The next suggested port of call on the fleet's itinerary was Skaude AA-A h294, better known in exploration circles as the Collection Of Wonders. We had heard talk of this system from several explorers/tourists/galaxy wanderers back home in Eleu who had been looking for the services of a pilot and ship to bring them out this way, so we were keen to see what all the fuss was about. A quick systems check and a bite to eat, and we were on our way in no time.
Our final view of the Rusty Net was spectacular.
24 uneventful jumps, with a couple of mapping distractions, and we dropped into Skaude AA-A h294.
Wow! we were not disappointed!
On approach, the system seemed unremarkable and provided no clue as to what it held. If you didn't know, you could quite easily have sailed on past and been none the wiser. But that would definitely have been a mistake, as we would have missed two black holes, a ringed M-class star, a ringed white dwarf, and a ringed neutron star!
Neither Cathy nor I had ever seen any star other than a brown dwarf with rings before, so we simply throttled down and gazed in stunned silence for a considerable time.
Collection of Wonders - even that title somehow undersold what we were seeing with our very own eyes.
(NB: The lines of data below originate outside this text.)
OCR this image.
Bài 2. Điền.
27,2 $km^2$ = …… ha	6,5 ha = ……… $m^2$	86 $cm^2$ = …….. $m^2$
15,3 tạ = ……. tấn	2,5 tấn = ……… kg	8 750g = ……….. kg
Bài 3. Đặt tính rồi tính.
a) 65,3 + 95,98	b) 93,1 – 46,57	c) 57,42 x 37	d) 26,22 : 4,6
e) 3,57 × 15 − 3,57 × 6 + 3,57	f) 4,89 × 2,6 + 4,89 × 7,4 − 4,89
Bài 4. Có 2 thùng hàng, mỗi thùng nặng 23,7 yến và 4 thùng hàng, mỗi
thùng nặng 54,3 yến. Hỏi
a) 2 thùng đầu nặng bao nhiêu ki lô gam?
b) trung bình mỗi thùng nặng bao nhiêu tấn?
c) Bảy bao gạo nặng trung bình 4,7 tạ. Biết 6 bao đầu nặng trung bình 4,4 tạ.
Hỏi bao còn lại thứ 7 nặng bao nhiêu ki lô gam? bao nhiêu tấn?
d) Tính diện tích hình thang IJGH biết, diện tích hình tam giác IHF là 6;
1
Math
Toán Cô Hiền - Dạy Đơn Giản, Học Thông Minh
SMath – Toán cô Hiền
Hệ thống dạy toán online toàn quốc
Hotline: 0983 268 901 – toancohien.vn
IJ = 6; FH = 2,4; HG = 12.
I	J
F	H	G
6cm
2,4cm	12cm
The M star looked particularly threatening, but we were here and it had to be done so, after scanning the tourist beacon (I can see why the pilot's Federation spent the time and money to signpost this system!), I eased us closer to the M star and towards it's ring system, trusting that Star Reaper's hull and systems would keep us safe and stop us burning up into galactic ash! Fortunately, the modern cockpit canopies have full radiation protection and prevent our eyes and other vital body parts from being seared and boiled away in an instant.
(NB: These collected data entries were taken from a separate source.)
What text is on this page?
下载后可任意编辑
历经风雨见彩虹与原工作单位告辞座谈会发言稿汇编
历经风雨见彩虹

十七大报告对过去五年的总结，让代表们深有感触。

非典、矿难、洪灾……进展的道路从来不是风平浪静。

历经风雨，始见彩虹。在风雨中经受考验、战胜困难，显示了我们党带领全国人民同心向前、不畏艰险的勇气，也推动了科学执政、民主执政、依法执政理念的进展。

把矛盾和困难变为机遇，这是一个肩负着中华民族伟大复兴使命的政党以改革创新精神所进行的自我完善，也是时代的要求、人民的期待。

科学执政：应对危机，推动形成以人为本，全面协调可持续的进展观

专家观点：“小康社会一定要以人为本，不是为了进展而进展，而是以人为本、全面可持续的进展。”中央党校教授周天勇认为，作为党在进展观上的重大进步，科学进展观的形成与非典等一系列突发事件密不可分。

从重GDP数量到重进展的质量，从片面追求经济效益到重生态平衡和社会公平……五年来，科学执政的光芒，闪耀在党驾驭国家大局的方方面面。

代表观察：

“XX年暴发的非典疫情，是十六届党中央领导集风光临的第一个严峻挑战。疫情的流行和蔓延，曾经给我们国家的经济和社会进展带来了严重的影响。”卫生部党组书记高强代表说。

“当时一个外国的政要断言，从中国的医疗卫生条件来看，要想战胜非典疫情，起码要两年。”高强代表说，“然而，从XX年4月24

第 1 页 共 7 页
From normal space within the rings the M class looked even more brooding and ominous, but Star Reaper did indeed keep us safe from harm. I guess in reality, we actually get closer to stars when fuel scooping, but psychologically, this was much more worrying!
Back to SC, and the next stop was the neutron star and then the white dwarf. Both looked much more benign, but we had to keep our focus and remember that everything's dangerous out here, and the galaxy actually wants to kill us all the time, and will do if we let our guard down!
Having survived today's excitement, we jumped out to a neighbouring system and found a rocky planet in a quieter backwater to use as our base tonight.
we sit here watching a peaceful starry sky, and finding it hard to remember the tremendous amount of energy and destructive potential orbiting itself a mere 5lys away.
God, the galaxy is scary if you think about it too much!
Tomorrow is another day - alien civilisation day!